A few nights ago, I was watching lapvision. That’s a portmanteau of “television” and “laptop” that I just invented to refer to the way I mostly consume shows: in bed, under the covers, past 10 p.m., with my personal computing device tilted to a glare-less angle.
I don’t have consistent show-watching habits. Southern Protestantism has impressed me with the kind of river-runs-deep guilt that makes me use most of my spare time to try and better myself. Watching Hulu or Netflix or Amazon Prime always make me feel like I’m losing good hours that I should be spending in sober reflection.
There is no way to reflect soberly on The Bachelorette — the most recent reality show that I’ve watched instead of reading an Emerson essay, or whatever my forefathers would have wanted — and yet, I will try here, because The Bachelorette is important.
I began watching the show because a friend told me to watch it. I was suspicious. A decade ago, I binge-watched the series’ more popular progenitor, The Bachelor, a show in which a crowd of 20 or so eligible women compete for the proposal of an acceptably rich and hot man. The Bachelor is like a long advertisement for how getting your teeth whitened and owning a hair-straightening iron can score you a diamond. It’s good enough, but elementary, considering that the Kardashians are on their 11th season, and we now have reality shows like Naked and Afraid (exactly what it sounds like).
But The Bachelorette is nothing like The Bachelor because, while the patriarchy has basically readied us to watch women competing for a man while maintaining the guise of friendship, it is profoundly weird to watch 20 men coexist in competition for a single woman. If you watched The Bachelorette without sound, you might surmise that it is a show about how many shirtless dudes you can fit on a single sectional couch without a fight breaking out.

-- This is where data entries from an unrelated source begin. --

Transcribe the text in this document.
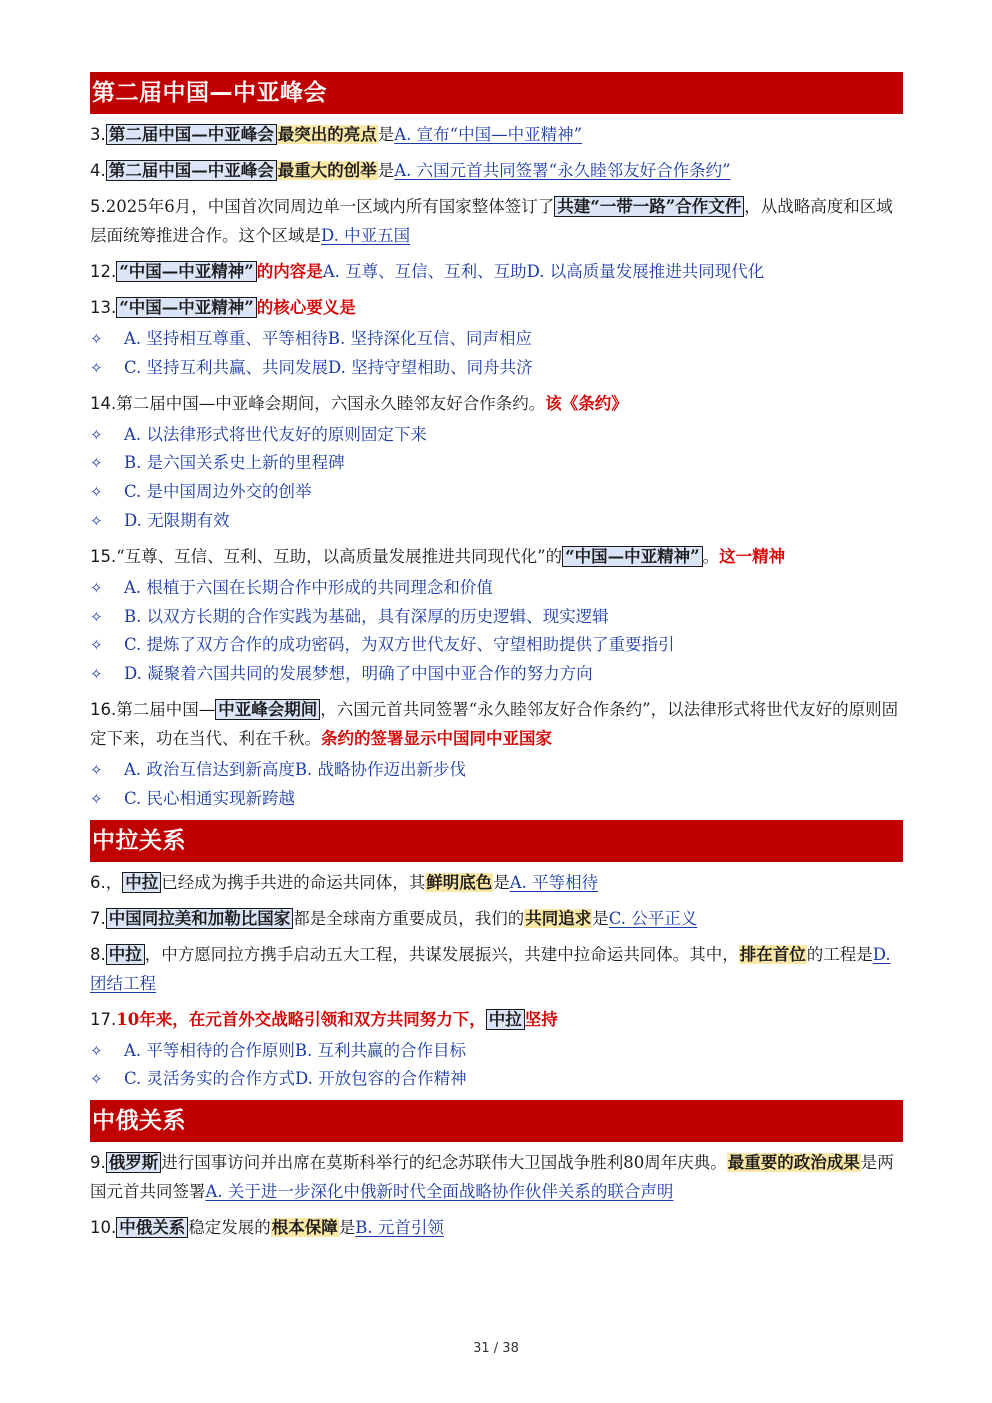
第二届中国—中亚峰会
3. 第二届中国—中亚峰会 最突出的亮点是A. 宣布“中国—中亚精神”
4. 第二届中国—中亚峰会 最重大的创举是A. 六国元首共同签署“永久睦邻友好合作条约”
5.2025年6月，中国首次同周边单一区域内所有国家整体签订了 共建“一带一路”合作文件 ，从战略高度和区域层面统筹推进合作。这个区域是D. 中亚五国
12. “中国—中亚精神” 的内容是A. 互尊、互信、互利、互助D. 以高质量发展推进共同现代化
13. “中国—中亚精神” 的核心要义是
✧ A. 坚持相互尊重、平等相待B. 坚持深化互信、同声相应
✧ C. 坚持互利共赢、共同发展D. 坚持守望相助、同舟共济
14.第二届中国—中亚峰会期间，六国永久睦邻友好合作条约。该《条约》
✧ A. 以法律形式将世代友好的原则固定下来
✧ B. 是六国关系史上新的里程碑
✧ C. 是中国周边外交的创举
✧ D. 无限期有效
15.“互尊、互信、互利、互助，以高质量发展推进共同现代化”的 “中国—中亚精神” 。这一精神
✧ A. 根植于六国在长期合作中形成的共同理念和价值
✧ B. 以双方长期的合作实践为基础，具有深厚的历史逻辑、现实逻辑
✧ C. 提炼了双方合作的成功密码，为双方世代友好、守望相助提供了重要指引
✧ D. 凝聚着六国共同的发展梦想，明确了中国中亚合作的努力方向
16.第二届中国— 中亚峰会期间 ，六国元首共同签署“永久睦邻友好合作条约”，以法律形式将世代友好的原则固定下来，功在当代、利在千秋。条约的签署显示中国同中亚国家
✧ A. 政治互信达到新高度B. 战略协作迈出新步伐
✧ C. 民心相通实现新跨越
中拉关系
6.， 中拉 已经成为携手共进的命运共同体，其鲜明底色是A. 平等相待
7. 中国同拉美和加勒比国家 都是全球南方重要成员，我们的共同追求是C. 公平正义
8. 中拉 ，中方愿同拉方携手启动五大工程，共谋发展振兴，共建中拉命运共同体。其中，排在首位的工程是D. 团结工程
17.10年来，在元首外交战略引领和双方共同努力下， 中拉 坚持
✧ A. 平等相待的合作原则B. 互利共赢的合作目标
✧ C. 灵活务实的合作方式D. 开放包容的合作精神
中俄关系
9. 俄罗斯 进行国事访问并出席在莫斯科举行的纪念苏联伟大卫国战争胜利80周年庆典。最重要的政治成果是两国元首共同签署A. 关于进一步深化中俄新时代全面战略协作伙伴关系的联合声明
10. 中俄关系 稳定发展的根本保障是B. 元首引领
31 / 38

Another difference: The script of The Bachelorette is far worse than that of The Bachelor. It’s made for a different era. Instead of coherent monologues, what the contestants say is basically sub-lingual, a mash-up of single-syllable names and meme-able catchphrases. The series anti-hero, a meathead named Chad, repeats things like “I’m not that bad of a guy” and uses the word “wussies” an improbable amount of times. At one point, while negotiating a conflict, Chad delivers this string of linguistic meaninglessness:
“Sup? Alright. Chris wants me to kind of explain, generally, some of the issues we’ve had in the house. Generally, I’m not here to start issues with any of you guys. I mean, like, you’re a good guy, I’m sure, probably. I don’t have an issue with you . . . I hope no one else has any issues. I hope the rest of this time here can be pretty cool, generally.”

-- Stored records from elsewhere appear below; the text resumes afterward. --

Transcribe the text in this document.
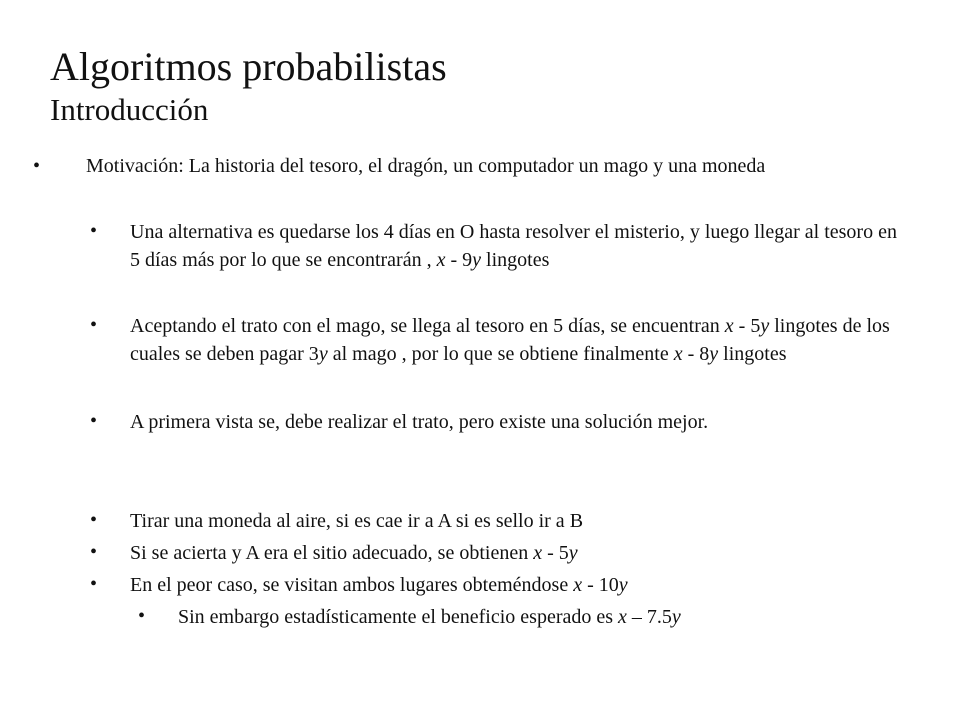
Algoritmos probabilistas
Introducción
• Motivación: La historia del tesoro, el dragón, un computador un mago y una moneda
• Una alternativa es quedarse los 4 días en O hasta resolver el misterio, y luego llegar al tesoro en 5 días más por lo que se encontrarán , x - 9y lingotes
• Aceptando el trato con el mago, se llega al tesoro en 5 días, se encuentran x - 5y lingotes de los cuales se deben pagar 3y al mago , por lo que se obtiene finalmente x - 8y lingotes
• A primera vista se, debe realizar el trato, pero existe una solución mejor.
• Tirar una moneda al aire, si es cae ir a A si es sello ir a B
• Si se acierta y A era el sitio adecuado, se obtienen x - 5y
• En el peor caso, se visitan ambos lugares obteméndose x - 10y
• Sin embargo estadísticamente el beneficio esperado es x – 7.5y
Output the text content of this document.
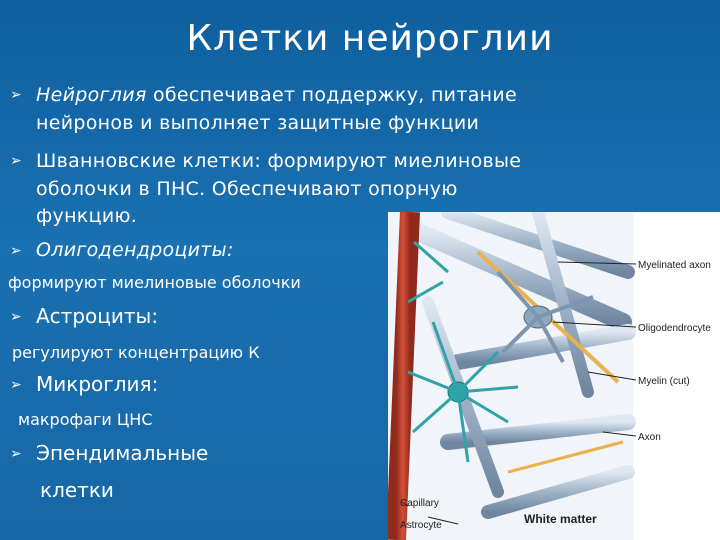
Клетки нейроглии
➢ Нейроглия обеспечивает поддержку, питание
нейронов и выполняет защитные функции
➢ Шванновские клетки: формируют миелиновые
оболочки в ПНС. Обеспечивают опорную
функцию.
➢ Олигодендроциты:
формируют миелиновые оболочки
➢ Астроциты:
регулируют концентрацию К
➢ Микроглия:
макрофаги ЦНС
➢ Эпендимальные
клетки
Myelinated axon
Oligodendrocyte
Myelin (cut)
Axon
Capillary
Astrocyte	White matter
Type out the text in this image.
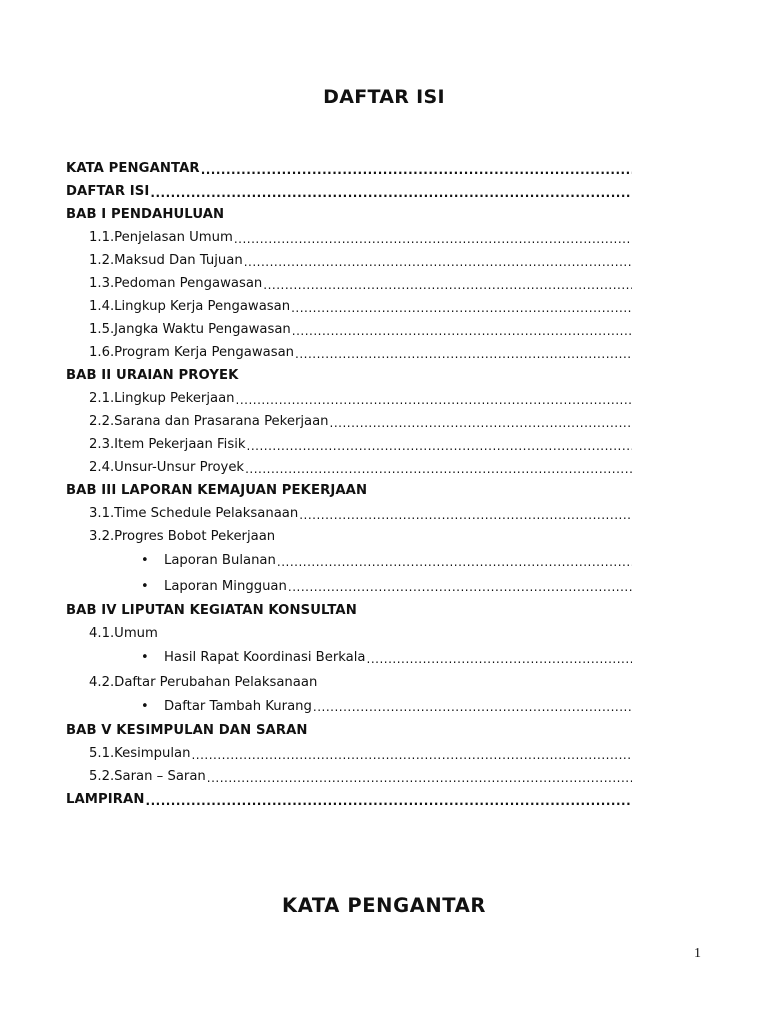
DAFTAR ISI
KATA PENGANTAR
.....
DAFTAR ISI
.....
BAB I PENDAHULUAN
1.1.Penjelasan Umum
.....
1.2.Maksud Dan Tujuan
.....
1.3.Pedoman Pengawasan
.....
1.4.Lingkup Kerja Pengawasan
.....
1.5.Jangka Waktu Pengawasan
.....
1.6.Program Kerja Pengawasan
.....
BAB II URAIAN PROYEK
2.1.Lingkup Pekerjaan
.....
2.2.Sarana dan Prasarana Pekerjaan
.....
2.3.Item Pekerjaan Fisik
.....
2.4.Unsur-Unsur Proyek
.....
BAB III LAPORAN KEMAJUAN PEKERJAAN
3.1.Time Schedule Pelaksanaan
.....
3.2.Progres Bobot Pekerjaan
• Laporan Bulanan
.....
• Laporan Mingguan
.....
BAB IV LIPUTAN KEGIATAN KONSULTAN
4.1.Umum
• Hasil Rapat Koordinasi Berkala
.....
4.2.Daftar Perubahan Pelaksanaan
• Daftar Tambah Kurang
.....
BAB V KESIMPULAN DAN SARAN
5.1.Kesimpulan
.....
5.2.Saran – Saran
.....
LAMPIRAN
.....
KATA PENGANTAR
1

The script of The Bachelorette is nothing if not a prime example of how reality television has changed our language for good, replacing nuance with non-
sense, bolsterisms, and bullyisms (“Great!” “Generally!” “Wussies!” “Winners!” “Fired!”) designed for quick-cut editing. Smart producers know that the audience is something like me: listless and ADD, texting the most laughable moments in the episode to groups of similarly distracted friends.
To quote Michael Jackson: We are the world. And Chad is not a single meathead, but a full-blown archetype.
People laugh at Donald Trump’s use of dumb phraseology — his ability to take any topic and personalize it simply by saying something like, “Pickles. Pickles are great! I have the best pickles.” The sharpest critique of Trump’s language thus far is video, available on YouTube, called “Trump Has No Chill at the 9th GOP Debate.” It mashes up footage of Jeb Bush looking sad and Trump repeating “Jeb is a MESS” with the random interjections of an airhorn. No one can finish their sentences, except, of course, Trump, who basically says: “Generally, I’m not here to start issues with any of you guys” before starting lots of issues.
Trump, like the producers of The Bachelorette, knows that we get our information in 15-second increments. He knows that everyone likes a good reality-TV bully, and that the only thing you can do in a room with a bunch of shirtless men who are all competing for the same token — in this case the presidency — is to make a scene. As with reality TV, we are obsessed with figuring out what’s really real: Where does Trump, the character, meet Trump the man?
We can’t ignore what reality TV has done to reality. We shouldn’t. Now is the moment to stop pretending that we aren’t paying attention. We should watch shows like The Bachelorette very, very closely, and talk about them. We have to meet the Donalds and Chads of this world head-on, in the light of day, with complete sentences.